State and Federal Law
Since most of the funding of education comes from the state and the local government, local policy mostly comes from those two sources. There are some federal laws that districts also follow in keeping with the fact that there is some funding related to these programs from the federal government. Some of the better-known examples include the following:
- Individuals with Disabilities Education Act (IDEA) – ensures early intervention, special education, and related services to children with disabilities: http://www.washington.edu/doit/Stem/articles?48
- Every Student Succeeds Act (ESSA) – Beginning in August 2016, ESSA replaced No Child Left Behind (NCLB). Tennessee is currently on a waiver as the state moves forward with the existing path of more rigorous coursework that prepares students for college and careers, aligned assessments focused on problem-solving and critical thinking skills, and evaluation and accountability systems that measure the effect of these practices. Additional details including plans to implement ESSA in 2017-18 are located at the following link: http://www.tn.gov/education/section/essa
- Family Educational Rights and Privacy Act (FERPA) -protects the privacy of student education records; http://www.ed.gov/policy/gen/guid/fpco/ferpa/index.html
When lawmakers amend state or federal law, school district policies must be modified to reflect those changes. The Tennessee Code Annotated, Title 49 contains current laws regarding Tennessee Education including higher education. Refer to http://www.lexisnexis.com/hottopics/tncode/, then click on any chapter that indicates the information you are seeking.
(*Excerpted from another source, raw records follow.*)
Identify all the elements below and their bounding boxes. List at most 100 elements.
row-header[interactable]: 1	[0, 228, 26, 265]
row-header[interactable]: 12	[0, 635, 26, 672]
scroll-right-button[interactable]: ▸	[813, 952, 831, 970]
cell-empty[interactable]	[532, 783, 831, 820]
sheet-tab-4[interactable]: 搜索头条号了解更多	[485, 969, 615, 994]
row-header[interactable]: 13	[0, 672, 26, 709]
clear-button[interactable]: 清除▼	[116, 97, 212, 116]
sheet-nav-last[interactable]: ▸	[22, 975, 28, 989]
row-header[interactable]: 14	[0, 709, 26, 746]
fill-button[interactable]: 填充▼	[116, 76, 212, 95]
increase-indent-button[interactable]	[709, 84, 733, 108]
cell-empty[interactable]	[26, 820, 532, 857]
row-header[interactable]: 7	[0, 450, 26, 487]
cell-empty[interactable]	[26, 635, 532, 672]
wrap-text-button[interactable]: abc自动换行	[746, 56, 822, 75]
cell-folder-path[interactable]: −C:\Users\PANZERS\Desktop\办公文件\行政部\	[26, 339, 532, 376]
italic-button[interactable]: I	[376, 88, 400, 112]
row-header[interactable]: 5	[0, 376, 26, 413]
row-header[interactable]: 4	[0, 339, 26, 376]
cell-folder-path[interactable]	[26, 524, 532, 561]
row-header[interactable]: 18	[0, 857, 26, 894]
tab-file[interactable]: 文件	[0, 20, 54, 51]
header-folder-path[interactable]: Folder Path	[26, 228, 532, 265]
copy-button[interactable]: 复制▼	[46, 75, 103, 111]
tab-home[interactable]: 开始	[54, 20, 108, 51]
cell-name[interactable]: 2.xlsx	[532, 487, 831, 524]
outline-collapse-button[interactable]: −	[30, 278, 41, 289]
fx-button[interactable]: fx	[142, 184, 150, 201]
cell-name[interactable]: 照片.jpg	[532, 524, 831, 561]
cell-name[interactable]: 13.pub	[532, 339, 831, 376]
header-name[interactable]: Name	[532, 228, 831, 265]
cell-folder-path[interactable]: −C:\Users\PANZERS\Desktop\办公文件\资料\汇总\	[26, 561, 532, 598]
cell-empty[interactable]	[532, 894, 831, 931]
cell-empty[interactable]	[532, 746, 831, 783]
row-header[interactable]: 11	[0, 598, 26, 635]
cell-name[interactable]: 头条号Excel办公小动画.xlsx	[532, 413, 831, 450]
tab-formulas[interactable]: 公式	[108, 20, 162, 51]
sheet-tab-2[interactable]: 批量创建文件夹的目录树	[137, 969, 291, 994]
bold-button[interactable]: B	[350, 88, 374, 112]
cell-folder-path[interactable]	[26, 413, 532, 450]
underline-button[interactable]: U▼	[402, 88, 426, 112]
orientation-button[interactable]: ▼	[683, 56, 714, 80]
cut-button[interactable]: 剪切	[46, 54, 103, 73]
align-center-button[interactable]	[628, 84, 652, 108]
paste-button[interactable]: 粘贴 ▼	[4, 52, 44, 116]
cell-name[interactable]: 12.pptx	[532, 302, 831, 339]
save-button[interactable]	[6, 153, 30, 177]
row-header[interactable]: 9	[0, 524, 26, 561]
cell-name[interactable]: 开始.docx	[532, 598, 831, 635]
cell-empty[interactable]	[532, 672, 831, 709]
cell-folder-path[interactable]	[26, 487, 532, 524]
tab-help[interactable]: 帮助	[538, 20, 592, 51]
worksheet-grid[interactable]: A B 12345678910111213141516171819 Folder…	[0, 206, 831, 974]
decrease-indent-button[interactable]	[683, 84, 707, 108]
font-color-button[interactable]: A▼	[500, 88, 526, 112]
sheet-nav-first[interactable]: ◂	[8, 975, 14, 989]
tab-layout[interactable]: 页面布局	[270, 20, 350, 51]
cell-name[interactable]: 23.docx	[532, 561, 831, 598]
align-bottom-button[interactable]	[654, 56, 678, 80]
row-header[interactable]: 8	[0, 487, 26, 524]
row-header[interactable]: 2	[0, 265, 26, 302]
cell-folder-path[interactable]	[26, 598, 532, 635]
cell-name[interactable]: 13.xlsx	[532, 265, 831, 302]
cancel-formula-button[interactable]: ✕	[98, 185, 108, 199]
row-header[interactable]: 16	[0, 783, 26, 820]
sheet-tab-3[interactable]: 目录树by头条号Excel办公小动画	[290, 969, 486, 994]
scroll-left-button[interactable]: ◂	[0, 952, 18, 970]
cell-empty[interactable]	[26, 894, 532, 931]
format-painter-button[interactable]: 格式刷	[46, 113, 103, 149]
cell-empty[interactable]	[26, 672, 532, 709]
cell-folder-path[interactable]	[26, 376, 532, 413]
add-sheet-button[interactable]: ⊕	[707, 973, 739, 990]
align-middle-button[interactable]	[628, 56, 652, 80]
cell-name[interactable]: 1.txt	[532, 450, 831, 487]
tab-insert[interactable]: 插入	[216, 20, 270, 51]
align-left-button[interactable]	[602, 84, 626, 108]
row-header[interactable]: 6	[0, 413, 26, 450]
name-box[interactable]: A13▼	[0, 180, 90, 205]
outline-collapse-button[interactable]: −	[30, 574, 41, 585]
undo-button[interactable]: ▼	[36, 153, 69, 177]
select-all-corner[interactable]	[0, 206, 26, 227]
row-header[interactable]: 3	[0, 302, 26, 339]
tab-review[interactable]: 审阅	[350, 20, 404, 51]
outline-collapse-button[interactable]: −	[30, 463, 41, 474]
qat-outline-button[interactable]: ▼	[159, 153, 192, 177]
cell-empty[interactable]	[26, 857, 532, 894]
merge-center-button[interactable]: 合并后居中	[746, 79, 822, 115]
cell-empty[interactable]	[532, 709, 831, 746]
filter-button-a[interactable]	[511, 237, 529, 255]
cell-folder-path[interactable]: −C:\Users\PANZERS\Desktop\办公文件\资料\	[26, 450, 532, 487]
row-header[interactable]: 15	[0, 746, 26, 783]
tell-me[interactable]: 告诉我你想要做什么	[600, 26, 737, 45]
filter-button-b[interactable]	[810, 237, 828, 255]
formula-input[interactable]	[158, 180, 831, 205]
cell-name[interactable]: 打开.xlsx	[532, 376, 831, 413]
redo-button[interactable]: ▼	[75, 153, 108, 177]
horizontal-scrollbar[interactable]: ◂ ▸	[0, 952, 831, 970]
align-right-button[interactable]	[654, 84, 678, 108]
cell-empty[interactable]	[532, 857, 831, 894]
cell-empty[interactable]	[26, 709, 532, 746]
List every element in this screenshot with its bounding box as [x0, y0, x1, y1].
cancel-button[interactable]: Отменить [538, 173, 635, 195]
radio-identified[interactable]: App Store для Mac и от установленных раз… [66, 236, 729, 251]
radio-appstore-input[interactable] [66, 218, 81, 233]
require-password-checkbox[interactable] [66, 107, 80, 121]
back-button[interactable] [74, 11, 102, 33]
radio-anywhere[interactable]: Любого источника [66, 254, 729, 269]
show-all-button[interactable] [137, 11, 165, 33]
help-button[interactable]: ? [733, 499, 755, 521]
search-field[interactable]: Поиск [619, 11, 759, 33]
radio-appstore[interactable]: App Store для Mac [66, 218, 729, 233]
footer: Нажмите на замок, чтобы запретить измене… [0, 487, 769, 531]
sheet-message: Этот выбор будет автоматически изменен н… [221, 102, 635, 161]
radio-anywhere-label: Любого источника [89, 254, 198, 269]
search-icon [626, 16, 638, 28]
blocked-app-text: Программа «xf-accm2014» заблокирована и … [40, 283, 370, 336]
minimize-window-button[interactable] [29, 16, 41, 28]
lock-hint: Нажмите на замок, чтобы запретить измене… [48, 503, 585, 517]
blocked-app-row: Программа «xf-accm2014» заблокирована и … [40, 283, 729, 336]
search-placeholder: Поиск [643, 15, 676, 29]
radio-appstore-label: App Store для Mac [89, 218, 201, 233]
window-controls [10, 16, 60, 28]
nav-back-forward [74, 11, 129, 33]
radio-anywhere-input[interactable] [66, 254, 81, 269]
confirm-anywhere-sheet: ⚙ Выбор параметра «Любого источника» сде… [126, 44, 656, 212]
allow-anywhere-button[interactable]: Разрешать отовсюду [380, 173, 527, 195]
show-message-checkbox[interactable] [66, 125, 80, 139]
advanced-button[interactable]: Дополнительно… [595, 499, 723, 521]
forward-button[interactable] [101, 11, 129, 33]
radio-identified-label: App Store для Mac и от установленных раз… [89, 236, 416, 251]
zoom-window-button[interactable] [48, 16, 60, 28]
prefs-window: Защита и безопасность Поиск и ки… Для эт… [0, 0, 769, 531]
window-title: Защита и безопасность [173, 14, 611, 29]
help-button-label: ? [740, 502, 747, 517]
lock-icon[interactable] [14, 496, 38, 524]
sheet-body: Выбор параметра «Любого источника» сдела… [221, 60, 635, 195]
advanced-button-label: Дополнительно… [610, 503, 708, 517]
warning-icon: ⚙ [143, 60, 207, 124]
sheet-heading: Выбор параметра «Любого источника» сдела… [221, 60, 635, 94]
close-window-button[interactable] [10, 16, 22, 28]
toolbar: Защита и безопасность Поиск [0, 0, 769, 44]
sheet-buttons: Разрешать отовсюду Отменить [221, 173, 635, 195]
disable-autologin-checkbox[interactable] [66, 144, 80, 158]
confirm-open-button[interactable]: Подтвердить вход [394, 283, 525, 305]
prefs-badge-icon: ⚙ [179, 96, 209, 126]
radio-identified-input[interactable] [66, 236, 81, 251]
If you move from one district to another in Tennessee, you may notice that policies are not exactly the same from one district to another. Federal and state laws often leave some flexibility to the local districts with the development of policies. Some districts follow a different plan for how to embed federal and state requirements into local policy. Thus, not all districts within a state are exactly alike in policy just as they are not alike in size, demographics, socio-economic status, and regional training options for high school graduates. In order to make the school district a good fit for all students and families, the school board considers the needs of the residents and policies that are best suited to those needs while still following the law. As local needs change over years, the school board revises their policies to reflect those changes.
How Parents Can Influence Policy
Board members and the administration discuss policies during school board meetings that you can attend. Remember that the local community elects school board members, so you have a say in who gets a seat on the board. School administrators may seek input from parents and citizens before proposed policies or procedures become final, so make your opinions known!
Since school board meetings are open to the community, find out when the regular meetings are held. Attend meetings on occasion to keep up with changes to existing policy. Also, check the district Web page or the local paper for reports on what is discussed at the meetings, especially if you are unable to attend meetings.